Teaching children to pray is so very important, but it is greatly amplified when I practice what I preach. When I pray. For them.
When I first started doing HEW, the one-hour watches seemed like large blocks of empty space, filled with short phrases and then silence in between. They stretched on and I checked the clock to see how much time was left. Five minutes later, I checked it again.
But it counted. Every weak, fumbling prayer counted. Indeed, it counts, since prayers never die. It’s still counting. Still making impact like ripples in the water. My voice still sounds forth.
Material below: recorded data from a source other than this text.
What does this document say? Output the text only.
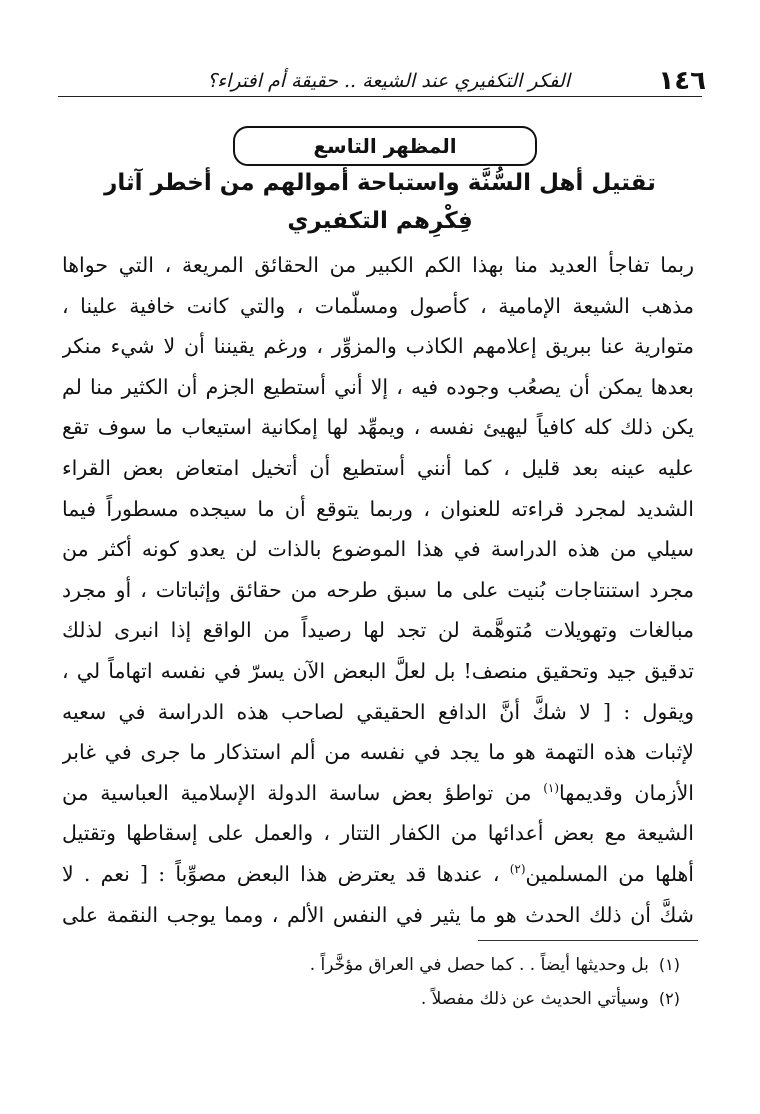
١٤٦
الفكر التكفيري عند الشيعة .. حقيقة أم افتراء؟
المظهر التاسع
تقتيل أهل السُّنَّة واستباحة أموالهم من أخطر آثار
فِكْرِهم التكفيري
ربما تفاجأ العديد منا بهذا الكم الكبير من الحقائق المريعة ، التي حواها
مذهب الشيعة الإمامية ، كأصول ومسلّمات ، والتي كانت خافية علينا ،
متوارية عنا ببريق إعلامهم الكاذب والمزوِّر ، ورغم يقيننا أن لا شيء منكر
بعدها يمكن أن يصعُب وجوده فيه ، إلا أني أستطيع الجزم أن الكثير منا لم
يكن ذلك كله كافياً ليهيئ نفسه ، ويمهِّد لها إمكانية استيعاب ما سوف تقع
عليه عينه بعد قليل ، كما أنني أستطيع أن أتخيل امتعاض بعض القراء
الشديد لمجرد قراءته للعنوان ، وربما يتوقع أن ما سيجده مسطوراً فيما
سيلي من هذه الدراسة في هذا الموضوع بالذات لن يعدو كونه أكثر من
مجرد استنتاجات بُنيت على ما سبق طرحه من حقائق وإثباتات ، أو مجرد
مبالغات وتهويلات مُتوهَّمة لن تجد لها رصيداً من الواقع إذا انبرى لذلك
تدقيق جيد وتحقيق منصف! بل لعلَّ البعض الآن يسرّ في نفسه اتهاماً لي ،
ويقول : [ لا شكَّ أنَّ الدافع الحقيقي لصاحب هذه الدراسة في سعيه
لإثبات هذه التهمة هو ما يجد في نفسه من ألم استذكار ما جرى في غابر
الأزمان وقديمها$^{(١)}$ من تواطؤ بعض ساسة الدولة الإسلامية العباسية من
الشيعة مع بعض أعدائها من الكفار التتار ، والعمل على إسقاطها وتقتيل
أهلها من المسلمين$^{(٢)}$ ، عندها قد يعترض هذا البعض مصوِّباً : [ نعم . لا
شكَّ أن ذلك الحدث هو ما يثير في النفس الألم ، ومما يوجب النقمة على
(١)بل وحديثها أيضاً . . كما حصل في العراق مؤخَّراً .
(٢)وسيأتي الحديث عن ذلك مفصلاً .
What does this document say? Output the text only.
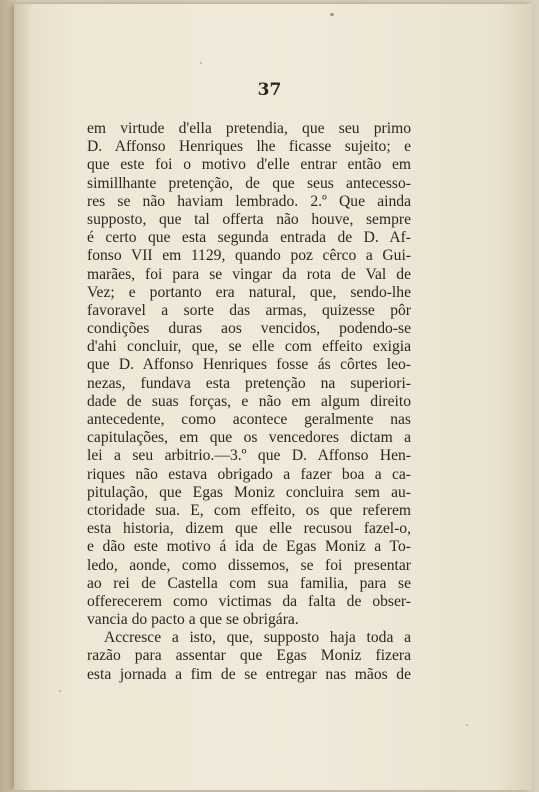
37
em virtude d'ella pretendia, que seu primo
D. Affonso Henriques lhe ficasse sujeito; e
que este foi o motivo d'elle entrar então em
simillhante pretenção, de que seus antecesso-
res se não haviam lembrado. 2.º Que ainda
supposto, que tal offerta não houve, sempre
é certo que esta segunda entrada de D. Af-
fonso VII em 1129, quando poz cêrco a Gui-
marães, foi para se vingar da rota de Val de
Vez; e portanto era natural, que, sendo-lhe
favoravel a sorte das armas, quizesse pôr
condições duras aos vencidos, podendo-se
d'ahi concluir, que, se elle com effeito exigia
que D. Affonso Henriques fosse ás côrtes leo-
nezas, fundava esta pretenção na superiori-
dade de suas forças, e não em algum direito
antecedente, como acontece geralmente nas
capitulações, em que os vencedores dictam a
lei a seu arbitrio.—3.º que D. Affonso Hen-
riques não estava obrigado a fazer boa a ca-
pitulação, que Egas Moniz concluira sem au-
ctoridade sua. E, com effeito, os que referem
esta historia, dizem que elle recusou fazel-o,
e dão este motivo á ida de Egas Moniz a To-
ledo, aonde, como dissemos, se foi presentar
ao rei de Castella com sua familia, para se
offerecerem como victimas da falta de obser-
vancia do pacto a que se obrigára.
Accresce a isto, que, supposto haja toda a
razão para assentar que Egas Moniz fizera
esta jornada a fim de se entregar nas mãos de
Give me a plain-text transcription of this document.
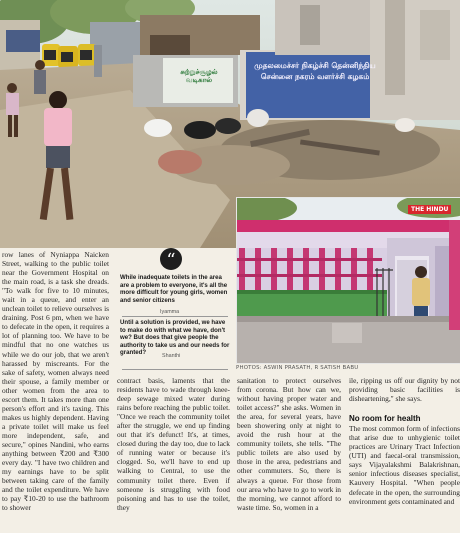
சுற்றுச்சூழல் வடிகால்
முதலமைச்சர் நிகழ்ச்சி தென்னிந்திய சென்னை நகரம் வளர்ச்சி கழகம்
THE HINDU
PHOTOS: ASWIN PRASATH, R SATISH BABU

row lanes of Nyniappa Naicken Street, walking to the public toilet near the Government Hospital on the main road, is a task she dreads. "To walk for five to 10 minutes, wait in a queue, and enter an unclean toilet to relieve ourselves is draining. Post 6 pm, when we have to defecate in the open, it requires a lot of planning too. We have to be mindful that no one watches us while we do our job, that we aren't harassed by miscreants. For the sake of safety, women always need their spouse, a family member or other women from the area to escort them. It takes more than one person's effort and it's taxing. This makes us highly dependent. Having a private toilet will make us feel more independent, safe, and secure," opines Nandini, who earns anything between ₹200 and ₹300 every day. "I have two children and my earnings have to be split between taking care of the family and the toilet expenditure. We have to pay ₹10-20 to use the bathroom to shower

“
While inadequate toilets in the area are a problem to everyone, it's all the more difficult for young girls, women and senior citizens
Iyamma
Until a solution is provided, we have to make do with what we have, don't we? But does that give people the authority to take us and our needs for granted?	Shanthi

contract basis, laments that the residents have to wade through knee-deep sewage mixed water during rains before reaching the public toilet. "Once we reach the community toilet after the struggle, we end up finding out that it's defunct! It's, at times, closed during the day too, due to lack of running water or because it's clogged. So, we'll have to end up walking to Central, to use the community toilet there. Even if someone is struggling with food poisoning and has to use the toilet, they

sanitation to protect ourselves from corona. But how can we, without having proper water and toilet access?" she asks. Women in the area, for several years, have been showering only at night to avoid the rush hour at the community toilets, she tells. "The public toilets are also used by those in the area, pedestrians and other commuters. So, there is always a queue. For those from our area who have to go to work in the morning, we cannot afford to waste time. So, women in a

ile, ripping us off our dignity by not providing basic facilities is disheartening," she says.

No room for health

The most common form of infections that arise due to unhygienic toilet practices are Urinary Tract Infection (UTI) and faecal-oral transmission, says Vijayalakshmi Balakrishnan, senior infectious diseases specialist, Kauvery Hospital. "When people defecate in the open, the surrounding environment gets contaminated and
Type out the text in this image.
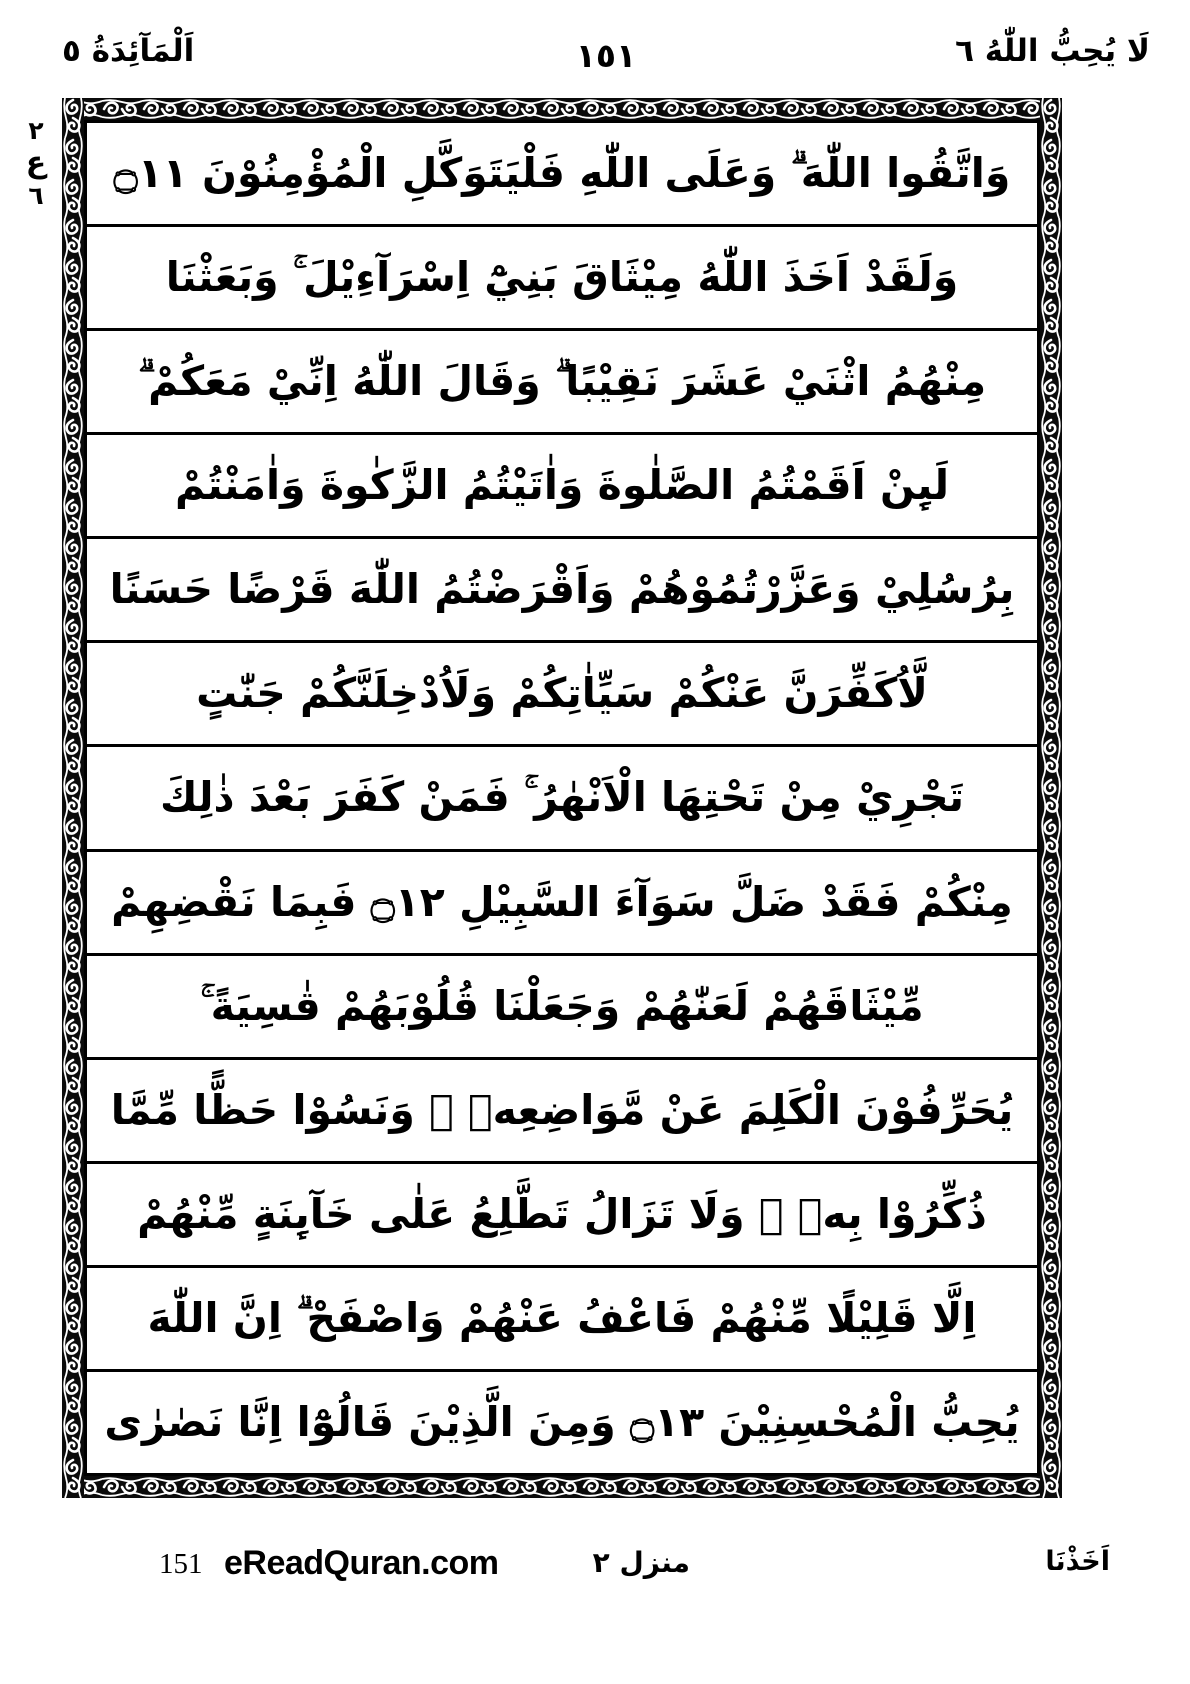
لَا يُحِبُّ اللّٰهُ ٦
١٥١
اَلْمَآئِدَةُ ٥
٢
ع
٦	وَاتَّقُوا اللّٰهَ ۗ وَعَلَى اللّٰهِ فَلْيَتَوَكَّلِ الْمُؤْمِنُوْنَ ۝١١
وَلَقَدْ اَخَذَ اللّٰهُ مِيْثَاقَ بَنِيْٓ اِسْرَآءِيْلَ ۚ وَبَعَثْنَا
مِنْهُمُ اثْنَيْ عَشَرَ نَقِيْبًا ۗ وَقَالَ اللّٰهُ اِنِّيْ مَعَكُمْ ۗ
لَىِٕنْ اَقَمْتُمُ الصَّلٰوةَ وَاٰتَيْتُمُ الزَّكٰوةَ وَاٰمَنْتُمْ
بِرُسُلِيْ وَعَزَّرْتُمُوْهُمْ وَاَقْرَضْتُمُ اللّٰهَ قَرْضًا حَسَنًا
لَّاُكَفِّرَنَّ عَنْكُمْ سَيِّاٰتِكُمْ وَلَاُدْخِلَنَّكُمْ جَنّٰتٍ
تَجْرِيْ مِنْ تَحْتِهَا الْاَنْهٰرُ ۚ فَمَنْ كَفَرَ بَعْدَ ذٰلِكَ
مِنْكُمْ فَقَدْ ضَلَّ سَوَآءَ السَّبِيْلِ ۝١٢ فَبِمَا نَقْضِهِمْ
مِّيْثَاقَهُمْ لَعَنّٰهُمْ وَجَعَلْنَا قُلُوْبَهُمْ قٰسِيَةً ۚ
يُحَرِّفُوْنَ الْكَلِمَ عَنْ مَّوَاضِعِهٖ ۙ وَنَسُوْا حَظًّا مِّمَّا
ذُكِّرُوْا بِهٖ ۚ وَلَا تَزَالُ تَطَّلِعُ عَلٰى خَآىِٕنَةٍ مِّنْهُمْ
اِلَّا قَلِيْلًا مِّنْهُمْ فَاعْفُ عَنْهُمْ وَاصْفَحْ ۗ اِنَّ اللّٰهَ
يُحِبُّ الْمُحْسِنِيْنَ ۝١٣ وَمِنَ الَّذِيْنَ قَالُوْٓا اِنَّا نَصٰرٰى
اَخَذْنَا
منزل ٢
eReadQuran.com
151
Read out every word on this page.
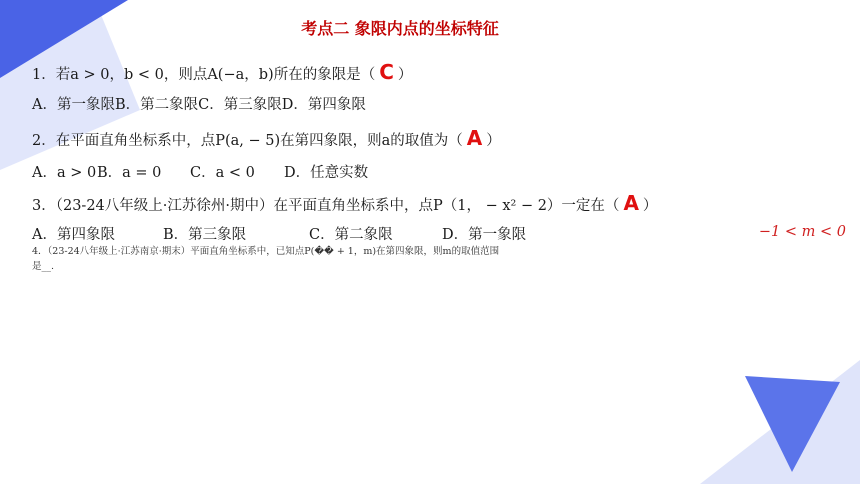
考点二 象限内点的坐标特征
1．若a > 0，b < 0，则点A(−a，b)所在的象限是（ C ）
A．第一象限B．第二象限C．第三象限D．第四象限
2．在平面直角坐标系中，点P(a, − 5)在第四象限，则a的取值为（ A ）
A．a > 0B．a = 0 C．a < 0 D．任意实数
3．（23-24八年级上·江苏徐州·期中）在平面直角坐标系中，点P（1， − x² − 2）一定在（ A ）
A．第四象限	B．第三象限	C．第二象限	D．第一象限	−1 < m < 0
4．（23-24八年级上·江苏南京·期末）平面直角坐标系中，已知点P(�� + 1，m)在第四象限，则m的取值范围
是__.
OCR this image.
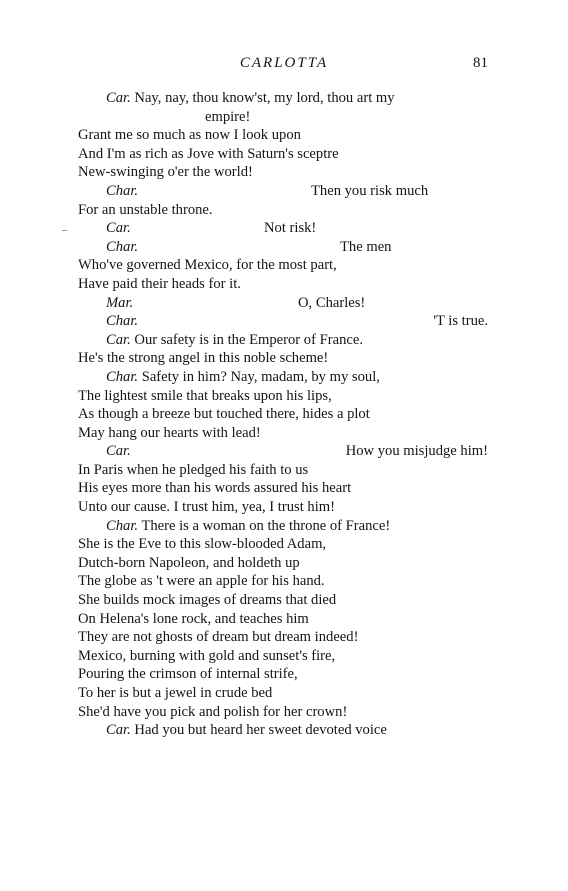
CARLOTTA	81
Car. Nay, nay, thou know'st, my lord, thou art my
empire!
Grant me so much as now I look upon
And I'm as rich as Jove with Saturn's sceptre
New-swinging o'er the world!
Char.	Then you risk much
For an unstable throne.
Car.	Not risk!
Char.	The men
Who've governed Mexico, for the most part,
Have paid their heads for it.
Mar.	O, Charles!
Char.	'T is true.
Car. Our safety is in the Emperor of France.
He's the strong angel in this noble scheme!
Char. Safety in him? Nay, madam, by my soul,
The lightest smile that breaks upon his lips,
As though a breeze but touched there, hides a plot
May hang our hearts with lead!
Car.	How you misjudge him!
In Paris when he pledged his faith to us
His eyes more than his words assured his heart
Unto our cause. I trust him, yea, I trust him!
Char. There is a woman on the throne of France!
She is the Eve to this slow-blooded Adam,
Dutch-born Napoleon, and holdeth up
The globe as 't were an apple for his hand.
She builds mock images of dreams that died
On Helena's lone rock, and teaches him
They are not ghosts of dream but dream indeed!
Mexico, burning with gold and sunset's fire,
Pouring the crimson of internal strife,
To her is but a jewel in crude bed
She'd have you pick and polish for her crown!
Car. Had you but heard her sweet devoted voice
Over time, things shifted. A boldness began to arise in me, and with it a longing. My HEW times became a place of refuge, a place of encounter. I knew that I would meet God there, and so I began counting down the hours UNTIL I would HEW. Until I would meet with the King in this profound way.
Has praying for one hour every other night during HEW months changed things?
I can say emphatically “YES!” There have been many answered prayers, increased peace in our home, dreams released, commitments made. YES!
But even more than seeing answered prayers, I am exponentially grateful for the one thing that has changed the most: me.
As I HEW, I behold Him. When praying, I am becoming more like Him with each watch. My priorities shift, my worries fade, my confidence in the Lord is boosted, my inner man strengthened. I look at my children differently, though larger lenses of Jesus. I respond differently.
This is what the place of prayer can do, if we let it. He rubs off on us, then we rub Him off on others. It’s the fellowship with my Beloved that I crave. Together we speak forth His heart and promises over my children. Together. It’s that togetherness that makes this far more than some religious duty, infinitely deeper than something to check off a list. I want to be with Him where He is, and look! There He is, speaking destiny over my children. Calling them forth. Breathing life. Demolishing obstacles that hold them back. Birthing purpose in them.
This is a Divine privilege. It’s worth giving up an hour of Netflix or scrolling. It’s worth saying no to somethings because I’m saying yes to Him. It’s worth it.
The Hedge Evening Watch is not the only way to war for your children, and perhaps it isn’t the path He is calling YOU on at this particular time. No judgey eyes here! Go with the Holy Spirit wherever He leads. But maybe He is issuing you an invitation. Maybe He is saying “Rise up my love, my fair one, and come away.” (Song of Solomon 2:10) If He is, what will you answer?